Ainda de acordo com o profissional, é um sistema utilizado e essencial para áreas de difícil acesso, que não se leva o esgoto por gravidade, necessário para a condução do esgoto até a ETE.
Quando questionado sobre os impactos ambientais, o engenheiro relata casos de extravasamento de ETE, causados por problemas nas bombas.
“Além disso, pode-se citar o mau odor causado pela grande quantidade de efluentes no local e a questão visual, já que se trata de um projeto com muitas estruturas de concreto, que não são atraentes”, conta Barros.
Mais um aspecto comentado, que está de acordo com os protestos dos moradores da região, diz respeito a história e representatividade do local, que será afetada pelas estruturas de concreto, e o impedimento do serviço ecossistêmico e cultural, visto que o local é um espaço para atividades culturais e religiosas.
Barros comenta também que o MPF já liberou a obra com solicitação de adequações no projeto e que existem opções menos agressivas ao meio ambiente.
O engenheiro cita as chamadas Wetlands: tanques com plantas aquáticas para a degradação do esgoto. “São projetos que demandam muito planejamento e alguma manutenção. Entretanto com menos impactos ambientais e visuais. Seria uma possível solução para o problema do esgoto na região do Abaeté”, afirma Barros.
Aberração e agressão ambiental
Eric Pereira, morador de Itapuã e candidato a vereador, sintetiza o sentimento dos protestantes perante a obra nesta frase.
Apesar disso, reforça a importância da requalificação do saneamento básico local.
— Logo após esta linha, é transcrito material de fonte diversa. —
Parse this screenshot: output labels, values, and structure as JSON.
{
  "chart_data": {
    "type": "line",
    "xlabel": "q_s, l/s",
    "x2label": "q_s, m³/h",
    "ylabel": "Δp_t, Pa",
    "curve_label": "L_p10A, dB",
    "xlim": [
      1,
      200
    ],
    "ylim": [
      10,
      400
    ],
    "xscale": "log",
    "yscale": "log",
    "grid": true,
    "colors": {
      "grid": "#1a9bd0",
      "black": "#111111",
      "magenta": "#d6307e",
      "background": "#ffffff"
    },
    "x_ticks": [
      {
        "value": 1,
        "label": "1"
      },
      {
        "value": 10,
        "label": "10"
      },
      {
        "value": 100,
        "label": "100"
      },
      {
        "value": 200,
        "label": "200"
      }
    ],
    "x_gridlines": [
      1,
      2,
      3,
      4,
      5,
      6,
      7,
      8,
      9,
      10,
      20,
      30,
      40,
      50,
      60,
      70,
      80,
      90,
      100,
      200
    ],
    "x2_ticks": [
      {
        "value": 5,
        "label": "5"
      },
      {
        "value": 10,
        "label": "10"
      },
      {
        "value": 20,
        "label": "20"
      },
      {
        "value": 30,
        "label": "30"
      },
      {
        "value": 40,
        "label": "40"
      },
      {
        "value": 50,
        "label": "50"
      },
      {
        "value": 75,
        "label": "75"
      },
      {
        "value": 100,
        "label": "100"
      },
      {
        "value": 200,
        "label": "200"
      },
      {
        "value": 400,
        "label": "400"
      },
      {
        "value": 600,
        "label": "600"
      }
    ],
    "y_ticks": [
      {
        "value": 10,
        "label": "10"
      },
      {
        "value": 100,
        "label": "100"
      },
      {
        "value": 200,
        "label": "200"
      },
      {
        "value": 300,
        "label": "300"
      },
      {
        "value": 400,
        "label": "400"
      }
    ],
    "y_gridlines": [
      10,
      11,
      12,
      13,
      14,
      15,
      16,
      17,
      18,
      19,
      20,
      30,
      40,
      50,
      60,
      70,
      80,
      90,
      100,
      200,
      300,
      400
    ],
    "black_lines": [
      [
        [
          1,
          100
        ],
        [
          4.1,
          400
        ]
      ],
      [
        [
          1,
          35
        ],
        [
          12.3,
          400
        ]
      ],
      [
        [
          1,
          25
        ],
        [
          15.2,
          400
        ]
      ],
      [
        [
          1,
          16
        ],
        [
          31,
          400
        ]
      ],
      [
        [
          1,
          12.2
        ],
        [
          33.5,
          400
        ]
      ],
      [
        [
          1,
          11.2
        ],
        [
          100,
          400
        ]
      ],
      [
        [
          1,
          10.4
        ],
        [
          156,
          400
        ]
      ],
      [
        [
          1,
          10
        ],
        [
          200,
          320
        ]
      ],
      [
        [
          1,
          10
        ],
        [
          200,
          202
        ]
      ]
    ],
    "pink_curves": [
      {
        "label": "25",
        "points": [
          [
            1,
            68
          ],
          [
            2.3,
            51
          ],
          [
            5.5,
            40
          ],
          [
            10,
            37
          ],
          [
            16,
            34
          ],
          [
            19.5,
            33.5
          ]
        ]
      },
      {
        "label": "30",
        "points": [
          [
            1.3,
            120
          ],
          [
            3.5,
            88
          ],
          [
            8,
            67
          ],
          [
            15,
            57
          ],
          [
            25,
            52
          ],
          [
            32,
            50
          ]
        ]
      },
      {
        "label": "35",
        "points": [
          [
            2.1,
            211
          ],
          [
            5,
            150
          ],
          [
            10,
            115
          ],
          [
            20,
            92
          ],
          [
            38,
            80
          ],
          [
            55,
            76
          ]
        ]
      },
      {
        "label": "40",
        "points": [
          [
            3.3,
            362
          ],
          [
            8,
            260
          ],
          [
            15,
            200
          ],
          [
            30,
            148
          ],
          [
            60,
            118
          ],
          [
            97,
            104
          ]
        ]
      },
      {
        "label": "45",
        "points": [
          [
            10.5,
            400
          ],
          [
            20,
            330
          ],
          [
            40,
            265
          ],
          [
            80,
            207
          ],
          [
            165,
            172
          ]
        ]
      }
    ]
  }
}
Para ele, existe a necessidade de melhorias no que tange o saneamento, entretanto, reforça que existem alternativas mais adequadas a uma área de preservação ambiental.
“A luta continua para proteção deste patrimônio cultural, ambiental e ancestral que é a Lagoa de Abaete”, declara Pereira.
Preservação Cultural e Ancestral
Segundo o líder candomblecista, Carlos Santos, iniciado para o Orixá Oxaguiã, desde que recebeu a notícia da construção da EEE, “foi um choque para a comunidade religiosa e do entorno da Lagoa”.
O lugar serve para o lazer e culto para os praticantes do candomblé. “A região é local de culto à natureza e aos orixás, que são elementos da natureza, em especial a água”, destaca Santos.
Os impactos da construção no aspecto religioso, diz respeito a forma de cultuar. Para os religiosos, as águas são sagradas, a Lagoa do Abaeté é um local de oferendas, rituais e agradecimentos aos orixás.
Para o líder religioso, a construção da estação de esgoto nesse local impede as atividades de serem realizadas, pois irá se tratar de uma água contaminada pelo esgoto da EEE.
“A obra impede que cultuem a natureza virgem, onde a água é limpa, envolvida por mata e por vida”, declara o candomblecista.
O religioso chama a ação de “crime”, devido a falta de consulta da população local que utiliza e frequenta os entornos da lagoa. “Mesmo diante de tantos protestos, as obras continuam acontecendo por isso os protestos e manifestações também continuarão”, afirma Santos.
Movimento Artístico
“Lagoa escura de areia branca”, assim Dorival Caymmi chamava a Lagoa de Abaete em uma de suas músicas, eternizando o lugar.
Artistas como Jorge Vercílio, Margareth Menezes, Tonho Matéria, Zezé Motta e Guilherme Arantes mostraram insatisfação com a obra na Lagoa do Abaeté.
Em suas redes sociais, Caetano Veloso publicou um vídeo pedindo que o local fosse tombado como patrimônio natural e cultural de Salvador.